Seaman Devin Devine, stationed on the USS Emory S. Land, measures planks Wednesday for a schoolhouse window at Port Gentil, Gabon, along the Gulf of Guinea. (Samantha Stark / Courtesy of U.S. Navy)
Sailors from the submarine tender USS Emory S. Land have been working to build better relationships in Gabon one wrench turn at a time.
Dozens of sailors from the ship’s 1,400-member crew worked with the Gabonese navy and made repairs on two of its ships during a visit to the West African country’s Port Gentil.
The visit, which ended Friday, was the second stop on the Land’s current Gulf of Guinea deployment. The deployment is the ship’s second to the region in two years.
“These are not liberty port calls,” said Capt. Michael D. Budney, commander of the ship based in La Maddalena, Italy. “These are working ports.”
The ship is in the region as part of the U.S. European Command’s bid to strengthen everything from security in the area to relationships between the U.S. and nations around the Gulf of Guinea, which has large oil reserves.
But Land’s sailors have been more focused on the basics, strengthening those relationships at the lowest level, between sailors and their host-nation counterparts.
“They think we’re the greatest thing since sliced bread,” Petty Officer 2nd Class Michael Dayton of the ship’s repair department said of the Gabonese.
Dayton and others from the ship’s 400-sailor-strong department worked on engineering equipment in two Gabonese Navy corvettes, which are smaller than a U.S. frigate.
As a submarine tender with a large repair department, Land’s crew is able to work on equipment, provide necessary supplies and make repairs that would take the Gabonese sailors a long time, Dayton said.
“Simple repairs to valves would take months for them to get supplies,” he said.
Even when the Gabonese do have supplies, they frequently don’t have the technical manuals to allow them to make the repairs.
“This is where all of the training we go through comes into play,” Dayton said, explaining that the U.S. sailors’ hands-on repair knowledge overcame some problems that had the Gabonese stymied.
Dayton added that the Gabonese paid close attention to the work the sailors have done. One Land sailor even created a Powerpoint presentation for the Gabonese on trouble-shooting pumps, Dayton said.
“If we give them the supplies to fix it, they’ll do it,” he said. “They’re more than eager to jump in and help out. They want to know how we do it.”
Lt. Paul Stolzman, the Land’s training officer, said the Gabonese sailors want training on how to better themselves and their small Navy.
“They want to learn, they want to know,” he said.
Land crew members taught classes on about a dozen topics, from tropical medicine to fiberglass repair, Stolzman said. He added that the Gabonese were so eager for training that they asked for extra courses.
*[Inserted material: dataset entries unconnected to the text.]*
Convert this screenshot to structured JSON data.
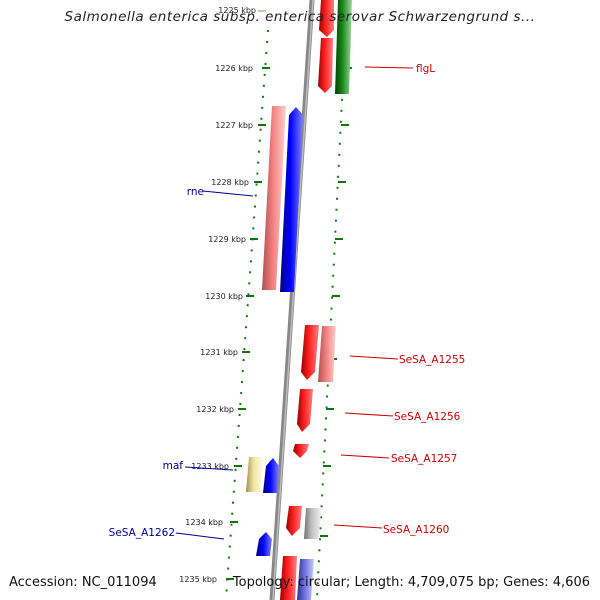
{
  "title": "Salmonella enterica subsp. enterica serovar Schwarzengrund s...",
  "footer": {
    "accession": "Accession: NC_011094",
    "topology": "Topology: circular; Length: 4,709,075 bp; Genes: 4,606"
  },
  "ticks": [
    {
      "label": "1225 kbp",
      "faded": true
    },
    {
      "label": "1226 kbp"
    },
    {
      "label": "1227 kbp"
    },
    {
      "label": "1228 kbp"
    },
    {
      "label": "1229 kbp"
    },
    {
      "label": "1230 kbp"
    },
    {
      "label": "1231 kbp"
    },
    {
      "label": "1232 kbp"
    },
    {
      "label": "1233 kbp"
    },
    {
      "label": "1234 kbp"
    },
    {
      "label": "1235 kbp"
    }
  ],
  "gene_labels": [
    {
      "text": "flgL",
      "color": "#cc0000"
    },
    {
      "text": "rne",
      "color": "#000099"
    },
    {
      "text": "SeSA_A1255",
      "color": "#cc0000"
    },
    {
      "text": "SeSA_A1256",
      "color": "#cc0000"
    },
    {
      "text": "SeSA_A1257",
      "color": "#cc0000"
    },
    {
      "text": "maf",
      "color": "#000099"
    },
    {
      "text": "SeSA_A1260",
      "color": "#cc0000"
    },
    {
      "text": "SeSA_A1262",
      "color": "#000099"
    }
  ],
  "colors": {
    "backbone": "#808080",
    "red": "#ff0000",
    "pink": "#f28080",
    "blue": "#0000ff",
    "green": "#008000",
    "yellow": "#f0e6a0",
    "grey": "#c0c0c0",
    "violet": "#7070e0",
    "tick": "#006600"
  }
}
“The only thing that’s limiting us is the amount of translators we have,” he said.
Much of the training was conducted on site, he said.
“The more hands-on it is, the more things they learn,” he said. “We don’t want ‘death by Powerpoint.’ ”
Land left for this year’s Gulf of Guinea deployment in late February. Earlier this month, it stopped in the nation of Sao Tome and Principe.